That sinking feeling

Every September one particularly unwelcome visitor to the country is DANA, a cold drop or isolated depression that usually dumps large quantities of rainfall across many Spanish Territories. Families in Villamartin’s Calle Isaac Albaniz will be praying this year, that it avoids the Orihuela Costa.

In 2019 they were not so fortunate as many of their properties, which all back onto a dried out stream, Cañada de las Estacas, saw large parts of their gardens swept into the barranco below by the heavy rains.

The phenomenon, that usually accompanies children as they return to school, was especially heavy, and remained almost stationary above the region for several days,

The drainage in C/Isaac Albaniz could not cope and as the rainfall overflowed down the side of many properties a number of gardens were swept away, rendering at least 3 of the Villas unsafe.

The properties were built over 20 years ago and the subsidence is now seriously affecting at least 1 detached and 2 semi-detached Villas in the road

With the collapse of the drainage system there was a constant stream of raw sewage pouring out of the burst mains pipe and down the road toward Villamartin Golf Course. This lasted for about 4 weeks after which engineers, appointed by the Ayuntamiento, arrived to carry out the repair.

Over saturated soils are impossible to compact and drying reagents, such as Quicklime, Lime Kiln Dust (LKD), and Calciment™ can be used from https://www.mintekresources.com/soil-drying-agent/ to adjust the moisture and improve the workability of problematic soils so as to achieve the strength required for most job site specifications.

Whilst the pipework was fixed and the sewage problem rectified the engineers’ answer to the subsidence was to fill the gardens with even more earth. Not the brightest of solutions, as a month later, during the very next heavy downpour, the soil was once again washed away and down into the ravine.

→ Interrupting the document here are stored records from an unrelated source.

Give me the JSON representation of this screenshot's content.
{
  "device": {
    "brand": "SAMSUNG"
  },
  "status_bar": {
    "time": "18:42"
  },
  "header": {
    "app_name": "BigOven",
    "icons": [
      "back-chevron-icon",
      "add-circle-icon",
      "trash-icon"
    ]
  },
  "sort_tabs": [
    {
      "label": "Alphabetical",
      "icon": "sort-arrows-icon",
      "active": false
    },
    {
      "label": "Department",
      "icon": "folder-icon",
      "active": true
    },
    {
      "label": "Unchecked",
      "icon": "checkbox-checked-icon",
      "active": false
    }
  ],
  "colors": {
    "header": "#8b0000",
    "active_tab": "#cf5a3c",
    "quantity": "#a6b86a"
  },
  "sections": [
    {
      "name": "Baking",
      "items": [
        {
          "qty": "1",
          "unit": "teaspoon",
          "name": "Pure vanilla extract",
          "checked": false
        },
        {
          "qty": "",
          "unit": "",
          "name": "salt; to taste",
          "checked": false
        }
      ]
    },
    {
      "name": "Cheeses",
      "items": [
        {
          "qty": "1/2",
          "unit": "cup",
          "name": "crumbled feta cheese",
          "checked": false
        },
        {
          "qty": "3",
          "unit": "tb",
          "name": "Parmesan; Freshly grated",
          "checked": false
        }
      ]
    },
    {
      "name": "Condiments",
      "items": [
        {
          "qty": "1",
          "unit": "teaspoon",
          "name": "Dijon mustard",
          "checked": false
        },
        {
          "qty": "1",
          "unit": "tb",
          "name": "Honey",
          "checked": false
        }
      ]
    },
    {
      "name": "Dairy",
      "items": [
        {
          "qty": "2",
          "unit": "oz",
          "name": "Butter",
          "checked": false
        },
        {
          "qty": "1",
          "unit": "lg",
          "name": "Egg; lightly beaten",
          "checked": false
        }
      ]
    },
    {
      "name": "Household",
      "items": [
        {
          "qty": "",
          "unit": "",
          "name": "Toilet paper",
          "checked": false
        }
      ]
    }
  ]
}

Cabo Roig abogado, Juan Antonio Morales, is working on behalf of one of the owners, Craig Campbell Clements, but despite regular contact with both the Orihuela Town Hall and the Government environmental department in Murcia, responsible for Barranco conservation, there has been absolutely no progress.

Craig told the Leader that the Murcia agency promised to send engineers to look at the problem in May but they never arrived and now his calls and emails are being ignored. Closer to home the owners are also still waiting for a visit from the Town Hall, which is similarly aware of the problem and in possession of all the relevant information.

“Insurers La Caixa have also said they cannot help and my daughter Abby is in constant panic mode. Every time it rains none of us can get any sleep and we inevitably end up sitting awake all night listening to every creak, concerned that the next shower could see the back of the house disappearing down the barranco and my family being buried under the rubble. We really are that worried,” said Craig.

“We just want to get back to enjoying our life hear in Spain as the last 12 months have been a living hell for all of us.”

1 COMMENT

  1. Cañada de las Estacas has not been maintained for more than 10 years, and because of this large natural debris like trees are catching and eroding the banks surrounding the baranco. As well as building materials from construction at Los Dolses.

    If you follow the baranco from Villamartin to the sea, you will see numerous points along the route which are at risk of collapse including pathways and roads. The soil underneath the paths have been eroded, but those walking above a probably unaware of that.